C'est le 27 octobre 1999 que se termine, à Islamabad, le Festival international des faucons, qui met à l'honneur cet oiseau de chasse, prestigieux et élégant. Mais qu'en est-il de ces "rapaces", dans leur rapport à la langue française ? Ce mot même de "rapace" exprime l'avidité (on dit d'ailleurs, au sens figuré uniquement, la "rapacité").

Les faucons s'opposent la plupart du temps aux colombes, dans le vocabulaire politique : les premiers sont des va-t-en guerre, les seconds des pacifistes (en tout cas, telle est leur tendance générale). Cette image a fleuri aux Etats-Unis, à l'époque de la guerre du Vietnam. Elle est aussi souvent utilisée en Israël. En français, elle est calquée sur l'anglais, de toute façon. Et son origine est transparente : les faucons passent pour belliqueux et les colombes pour douces.
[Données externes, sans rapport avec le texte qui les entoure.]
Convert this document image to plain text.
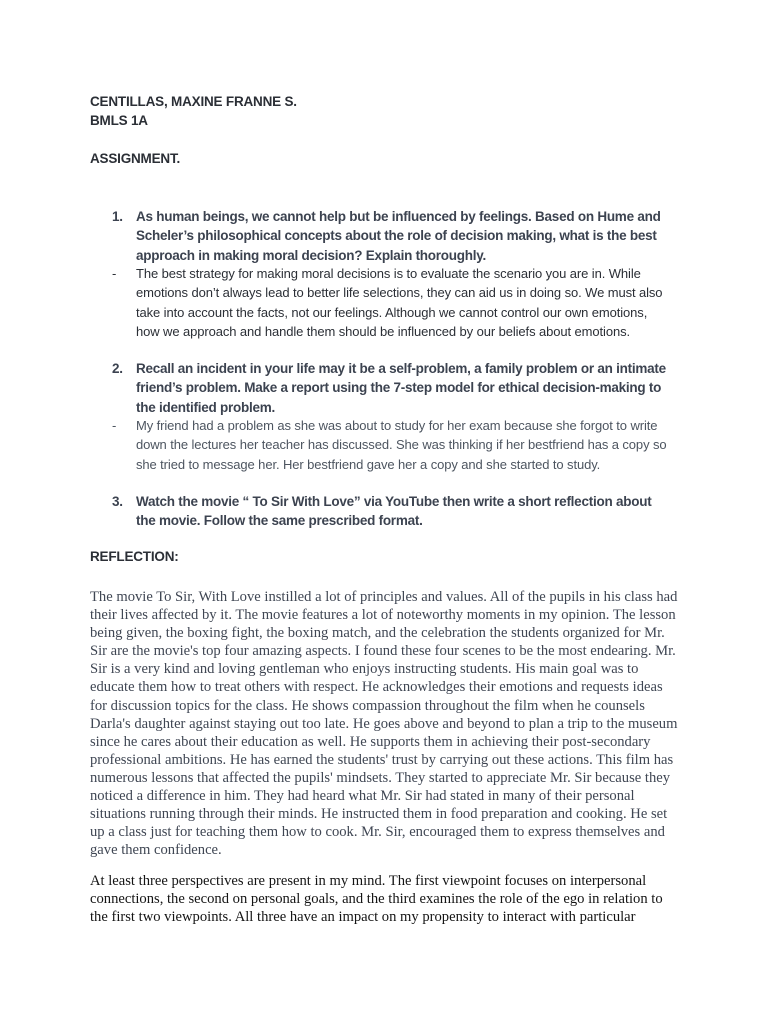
CENTILLAS, MAXINE FRANNE S.
BMLS 1A
ASSIGNMENT.
1. As human beings, we cannot help but be influenced by feelings. Based on Hume and Scheler’s philosophical concepts about the role of decision making, what is the best approach in making moral decision? Explain thoroughly.
- The best strategy for making moral decisions is to evaluate the scenario you are in. While emotions don’t always lead to better life selections, they can aid us in doing so. We must also take into account the facts, not our feelings. Although we cannot control our own emotions, how we approach and handle them should be influenced by our beliefs about emotions.
2. Recall an incident in your life may it be a self-problem, a family problem or an intimate friend’s problem. Make a report using the 7-step model for ethical decision-making to the identified problem.
- My friend had a problem as she was about to study for her exam because she forgot to write down the lectures her teacher has discussed. She was thinking if her bestfriend has a copy so she tried to message her. Her bestfriend gave her a copy and she started to study.
3. Watch the movie “ To Sir With Love” via YouTube then write a short reflection about the movie. Follow the same prescribed format.
REFLECTION:
The movie To Sir, With Love instilled a lot of principles and values. All of the pupils in his class had their lives affected by it. The movie features a lot of noteworthy moments in my opinion. The lesson being given, the boxing fight, the boxing match, and the celebration the students organized for Mr. Sir are the movie's top four amazing aspects. I found these four scenes to be the most endearing. Mr. Sir is a very kind and loving gentleman who enjoys instructing students. His main goal was to educate them how to treat others with respect. He acknowledges their emotions and requests ideas for discussion topics for the class. He shows compassion throughout the film when he counsels Darla's daughter against staying out too late. He goes above and beyond to plan a trip to the museum since he cares about their education as well. He supports them in achieving their post-secondary professional ambitions. He has earned the students' trust by carrying out these actions. This film has numerous lessons that affected the pupils' mindsets. They started to appreciate Mr. Sir because they noticed a difference in him. They had heard what Mr. Sir had stated in many of their personal situations running through their minds. He instructed them in food preparation and cooking. He set up a class just for teaching them how to cook. Mr. Sir, encouraged them to express themselves and gave them confidence.
At least three perspectives are present in my mind. The first viewpoint focuses on interpersonal connections, the second on personal goals, and the third examines the role of the ego in relation to the first two viewpoints. All three have an impact on my propensity to interact with particular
Mais les autres oiseaux de proie ont aussi leur mot à dire.
L'aigle semble apparaître dans des expressions positives : un aigle est un homme supérieur par l'intelligence. Bossuet était ainsi surnommé l'"aigle de Meaux". Mais l'usage se joue de la coutume : l'expression n'est pratiquement employée qu'à la négative : "Ce n'est pas un aigle", c'est-à-dire, "c'est un crétin".
La buse n'a pas besoin d'être mise à la forme négative pour évoquer la bêtise. Pourquoi ? à cause de son vol lourd et bruyant, donc sans finesse ? Ou à cause du latin "bubo", le hibou, qui avec ses "b" répétés évoquaient une certaine balourdise ?
Pourtant, un volatile très proche, la chouette, a subi un destin linguistique bien différent : non seulement c'était l'emblème de la sagesse, et l'oiseau d'Athéna, mais dans une langue familière, l'adjectif chouette est synonyme de bien, beau, agréable, sympathique. Et l'exclamation "chouette !" veut dire "chic !". Ce sens n'est pas récent (XIXème siècle) ; il a subi des éclipses, mais le mot est redevenu à la mode dans les années 70, et on l'entend encore assez couramment.